Florida officer used police database as personal dating website to target at least 150 women

An investigation into Sgt. Leonel Marines alleged activities revealed "several hundred" questionable database queries involving women, some of them dating back as far as 2012.


                            Florida officer used police database as personal dating website to target at least 150 women

A Florida police sergeant has been accused of using law enforcement database as his personal dating service through which he targeted at least 150 women. The officer also allegedly engaged in sexual activity with some of them while on duty, according to reports.

Bradenton Police Chief Melanie Bevan on Thursday said that an internal probe was launched into Sgt. Leonel Marines, 36, in June last year after a citizen's complaint filed by an adult female and her parents.

According to Bevan, the complaint alleged that the officer followed her home after a "chance, brief encounter" in a parking lot earlier that day.

Marines, after reaching the woman's home, told her parents that he was there to speak with their daughter about a "domestic matter."

However, her parents refused his request after they realized that there was no need for the interaction with the sergeant.

The police chief added that the woman's parents asked for Marines' name and his supervisor's details, however, he refused to give it to them. A watch commander then confronted Marines about his behavior and he reportedly told him that he followed the woman home because her headlights were not working properly and he thought she might be impaired.



 

 

"The two stories really didn’t match up," the chief said while addressing reporters. “And when it was brought to my attention, I ordered a further investigation into the incident, which ultimately led to an audit of Marines’ driver license and vehicle registration record use, as well as his patrol activity," according to the New York Post

Bevan added that investigators later found a "very, very clear trend of Marines focusing on female versus male names" during his policing.

After the revelation, the 12-year law enforcement veteran was reassigned to desk duty and removed from patrol activities. 

Bevan added that he was later stripped of his badge, gun, and uniform and was placed on administrative leave without pay.
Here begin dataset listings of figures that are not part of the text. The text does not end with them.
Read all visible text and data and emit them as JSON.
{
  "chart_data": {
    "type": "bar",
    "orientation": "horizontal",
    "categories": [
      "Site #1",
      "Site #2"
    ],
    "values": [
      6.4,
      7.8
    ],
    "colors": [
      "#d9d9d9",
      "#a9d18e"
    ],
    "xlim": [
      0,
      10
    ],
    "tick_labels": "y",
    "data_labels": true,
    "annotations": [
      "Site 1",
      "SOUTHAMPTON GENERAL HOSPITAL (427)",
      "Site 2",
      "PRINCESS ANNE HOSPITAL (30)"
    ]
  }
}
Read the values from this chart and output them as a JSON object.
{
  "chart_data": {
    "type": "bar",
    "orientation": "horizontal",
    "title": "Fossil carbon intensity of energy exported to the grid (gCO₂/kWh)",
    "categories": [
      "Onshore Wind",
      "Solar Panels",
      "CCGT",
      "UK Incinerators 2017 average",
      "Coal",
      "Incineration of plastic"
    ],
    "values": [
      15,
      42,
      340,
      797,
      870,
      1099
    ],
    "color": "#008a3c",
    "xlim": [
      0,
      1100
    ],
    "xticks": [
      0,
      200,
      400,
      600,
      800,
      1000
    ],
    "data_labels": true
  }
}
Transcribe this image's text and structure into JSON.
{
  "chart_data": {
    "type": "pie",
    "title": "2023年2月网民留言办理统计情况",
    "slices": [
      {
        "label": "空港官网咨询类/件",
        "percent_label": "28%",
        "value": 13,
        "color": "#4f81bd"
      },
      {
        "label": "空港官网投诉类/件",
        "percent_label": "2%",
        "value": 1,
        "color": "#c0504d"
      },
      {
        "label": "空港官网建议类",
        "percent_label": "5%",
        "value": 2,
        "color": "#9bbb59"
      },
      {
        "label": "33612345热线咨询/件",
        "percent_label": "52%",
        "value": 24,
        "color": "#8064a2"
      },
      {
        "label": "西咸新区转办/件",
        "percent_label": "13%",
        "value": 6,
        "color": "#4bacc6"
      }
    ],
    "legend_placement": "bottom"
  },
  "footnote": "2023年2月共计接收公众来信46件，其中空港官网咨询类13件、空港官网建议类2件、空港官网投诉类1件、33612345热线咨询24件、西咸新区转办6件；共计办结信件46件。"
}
He later resigned in October.

An investigation into the officer's alleged activities revealed "several hundred" questionable database queries involving women, some of them dating back as far as 2012. Nearly five detectives working the case have interviewed nearly 150 women so far.



 

 

Reports state that the probe later concluded that Marines had "negative and inappropriate direct contact" while both on and off duty with a smaller subset of women. A majority of women he contacted were Hispanic. 

“To get right to the root of the matter, Leonel Marines was not utilizing this data for law enforcement purposes whatsoever,” Bevan told reporters.

“Instead, he was using it a variety of ways – from social media, cold telephone calls, visits to the their home under the guise of being there for police business, you name it – to try and get dates with these women," the police chief said, adding that she had met with most of the women involved in the smaller subset in an attempt to help them regain their trust in the police department.